2. The method of claim 1, comprising filtering path expressions of type P{//,//,*}.

3. The method of claim 1, wherein the StackFab contains one stack per symbol.

4. The method of claim 1, comprising building the StackFab based on one or more step commonalities between path expressions during a pre-order traversal of an XML document.

5. The method of claim 1, comprising using one or more leaf steps in the path expressions as trigger conditions.

6. The method of claim 1, comprising traversing back one or more links in the StackFab to compute individual path matches once the trigger conditions are detected.

7. The method of claim 1, comprising clustered traversing back by exploiting suffix commonalities between path expressions.

8. The method of claim 1, comprising avoiding repetitive traversals by caching a result of a common prefix among one or more path expressions.

9. The method of claim 1, comprising

clustered traversing back by exploiting suffix commonalities between path expressions;

avoiding repetitive traversals by caching a result of a common prefix among one or more path expressions; and

performing early and late unfolding of a suffix based cluster.

10. A method to filter one or more path expressions, comprising:

applying an NFA (non-deterministic finite state automata) to filter the one or more path expressions;

performing a post-order traversal of an XML document tree; and

exploiting one or more suffix commonalities among the one or more path expressions.

11. The method of claim 10, comprising filtering path expressions of type P{//,//,*}.

12. The method of claim 10, comprising bottom up path matching based on non-deterministic finite state automaton.

13. The method of claim 10, comprising performing shared (common document prefix) path matching through post-order document traversal.

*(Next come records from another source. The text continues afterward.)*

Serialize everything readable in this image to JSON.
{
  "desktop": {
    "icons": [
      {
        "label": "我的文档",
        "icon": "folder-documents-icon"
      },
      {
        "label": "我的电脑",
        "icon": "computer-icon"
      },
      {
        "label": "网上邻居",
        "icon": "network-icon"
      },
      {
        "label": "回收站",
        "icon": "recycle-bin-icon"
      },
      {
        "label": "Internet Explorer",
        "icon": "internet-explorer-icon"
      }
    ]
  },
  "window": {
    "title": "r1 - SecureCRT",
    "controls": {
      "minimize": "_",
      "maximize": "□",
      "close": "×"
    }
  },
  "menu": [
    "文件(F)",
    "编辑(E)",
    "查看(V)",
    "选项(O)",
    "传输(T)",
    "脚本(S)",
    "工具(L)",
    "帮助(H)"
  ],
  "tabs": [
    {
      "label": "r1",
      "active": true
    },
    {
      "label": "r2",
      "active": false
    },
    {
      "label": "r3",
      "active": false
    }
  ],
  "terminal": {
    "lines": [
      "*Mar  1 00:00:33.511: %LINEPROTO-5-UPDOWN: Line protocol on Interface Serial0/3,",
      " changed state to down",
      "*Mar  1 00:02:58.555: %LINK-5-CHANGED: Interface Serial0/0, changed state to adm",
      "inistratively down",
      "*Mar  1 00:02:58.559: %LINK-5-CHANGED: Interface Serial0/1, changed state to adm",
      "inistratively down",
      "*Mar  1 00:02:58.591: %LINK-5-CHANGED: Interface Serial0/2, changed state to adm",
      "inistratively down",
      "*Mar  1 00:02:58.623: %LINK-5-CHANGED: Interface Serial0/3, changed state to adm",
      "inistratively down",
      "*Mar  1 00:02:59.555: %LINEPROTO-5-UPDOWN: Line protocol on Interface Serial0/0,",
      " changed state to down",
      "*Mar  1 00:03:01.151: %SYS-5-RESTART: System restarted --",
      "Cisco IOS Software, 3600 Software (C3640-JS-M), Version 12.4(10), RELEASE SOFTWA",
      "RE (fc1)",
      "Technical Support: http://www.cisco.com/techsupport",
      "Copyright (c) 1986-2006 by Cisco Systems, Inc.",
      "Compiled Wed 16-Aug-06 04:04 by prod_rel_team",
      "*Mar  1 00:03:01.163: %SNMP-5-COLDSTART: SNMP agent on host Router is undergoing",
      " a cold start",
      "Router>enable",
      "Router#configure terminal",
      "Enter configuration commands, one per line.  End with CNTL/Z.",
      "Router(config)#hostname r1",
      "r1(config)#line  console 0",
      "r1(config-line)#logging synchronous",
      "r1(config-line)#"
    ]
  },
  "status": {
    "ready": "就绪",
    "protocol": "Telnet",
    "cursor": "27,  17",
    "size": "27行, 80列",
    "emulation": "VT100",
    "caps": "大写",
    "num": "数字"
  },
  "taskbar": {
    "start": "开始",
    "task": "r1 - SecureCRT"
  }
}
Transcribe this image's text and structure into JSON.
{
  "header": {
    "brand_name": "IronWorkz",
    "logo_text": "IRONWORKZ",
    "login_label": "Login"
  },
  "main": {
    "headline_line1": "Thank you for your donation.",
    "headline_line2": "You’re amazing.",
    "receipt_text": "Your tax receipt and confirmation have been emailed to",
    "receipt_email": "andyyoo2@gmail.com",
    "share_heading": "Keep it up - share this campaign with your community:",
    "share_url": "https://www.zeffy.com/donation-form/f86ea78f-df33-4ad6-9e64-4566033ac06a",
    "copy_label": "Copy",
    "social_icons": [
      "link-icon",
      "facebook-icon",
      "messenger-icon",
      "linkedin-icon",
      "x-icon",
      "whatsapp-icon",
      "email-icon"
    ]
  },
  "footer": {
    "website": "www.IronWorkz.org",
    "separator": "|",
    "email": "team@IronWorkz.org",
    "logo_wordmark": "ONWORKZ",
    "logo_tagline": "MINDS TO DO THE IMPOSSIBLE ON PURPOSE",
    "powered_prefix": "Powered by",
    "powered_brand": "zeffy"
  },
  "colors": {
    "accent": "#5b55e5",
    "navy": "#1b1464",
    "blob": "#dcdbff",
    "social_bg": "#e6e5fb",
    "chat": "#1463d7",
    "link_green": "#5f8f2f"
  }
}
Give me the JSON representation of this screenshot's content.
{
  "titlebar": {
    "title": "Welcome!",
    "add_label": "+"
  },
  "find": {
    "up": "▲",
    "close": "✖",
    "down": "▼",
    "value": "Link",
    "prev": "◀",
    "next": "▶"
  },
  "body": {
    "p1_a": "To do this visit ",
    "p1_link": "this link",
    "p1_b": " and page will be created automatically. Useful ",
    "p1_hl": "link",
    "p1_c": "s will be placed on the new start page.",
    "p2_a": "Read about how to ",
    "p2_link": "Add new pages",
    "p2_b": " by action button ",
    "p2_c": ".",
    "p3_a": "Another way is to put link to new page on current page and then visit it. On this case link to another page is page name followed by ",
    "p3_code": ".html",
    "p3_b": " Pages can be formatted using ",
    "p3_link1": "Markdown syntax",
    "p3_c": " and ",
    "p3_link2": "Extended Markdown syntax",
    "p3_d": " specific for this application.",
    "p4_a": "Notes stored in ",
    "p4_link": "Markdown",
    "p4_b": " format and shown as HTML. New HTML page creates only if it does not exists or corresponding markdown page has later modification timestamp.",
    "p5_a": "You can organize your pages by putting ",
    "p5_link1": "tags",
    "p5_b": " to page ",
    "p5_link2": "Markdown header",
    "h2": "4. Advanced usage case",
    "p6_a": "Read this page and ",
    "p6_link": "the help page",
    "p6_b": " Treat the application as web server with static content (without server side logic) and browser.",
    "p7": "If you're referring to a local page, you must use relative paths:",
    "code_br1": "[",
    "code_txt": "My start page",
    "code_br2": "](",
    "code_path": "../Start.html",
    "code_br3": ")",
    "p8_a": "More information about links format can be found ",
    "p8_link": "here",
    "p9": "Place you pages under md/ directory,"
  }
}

14. The method of claim 10, comprising performing shared (multiple path expressions) path matching by exploiting the suffix commonalities between path expressions.

15. A method to determine one or more compact path matches, comprising:

using a compact tree encoding scheme to represent one or more path matches for an XML document; and

computing the compact encoding scheme when filtering the path expression using an NFA (non-deterministic finite state automata).

16. The method of claim 15, comprising filtering the path expression using an NFA (non-deterministic finite state automata) through a post-order traversal of an XML document tree.

17. The method of claim 16, comprising associating a PCTable and an ADTable with each document element, the document element having a list of tree encodings.

18. The method of claim 17, comprising propagating tree encodings in the PCTable and ADTable to those of the parent element.

19. A method to process a complex query using tree encoding, comprising:

filtering the tree pattern query; and

processing the generalized tree pattern queries based on the tree encoding.

20. The method of claim 19, comprising filtering tree pattern queries.

21. The method of claim 19, comprising processing a generalized-tree-pattern query containing a mixture of a binding node, a non-binding node and a group binding node.

22. The method of claim 19, comprising evaluating one or more value predicates over tree encodings.

23. The method of claim 19, comprising performing a merge join based method for evaluating path joins over tree encodings.

24. The method of claim 20, comprising performing a top-down filtering of tree pattern queries with early termination.

25. The method of claim 21, wherein the query processing method of generalized tree pattern queries is top-down.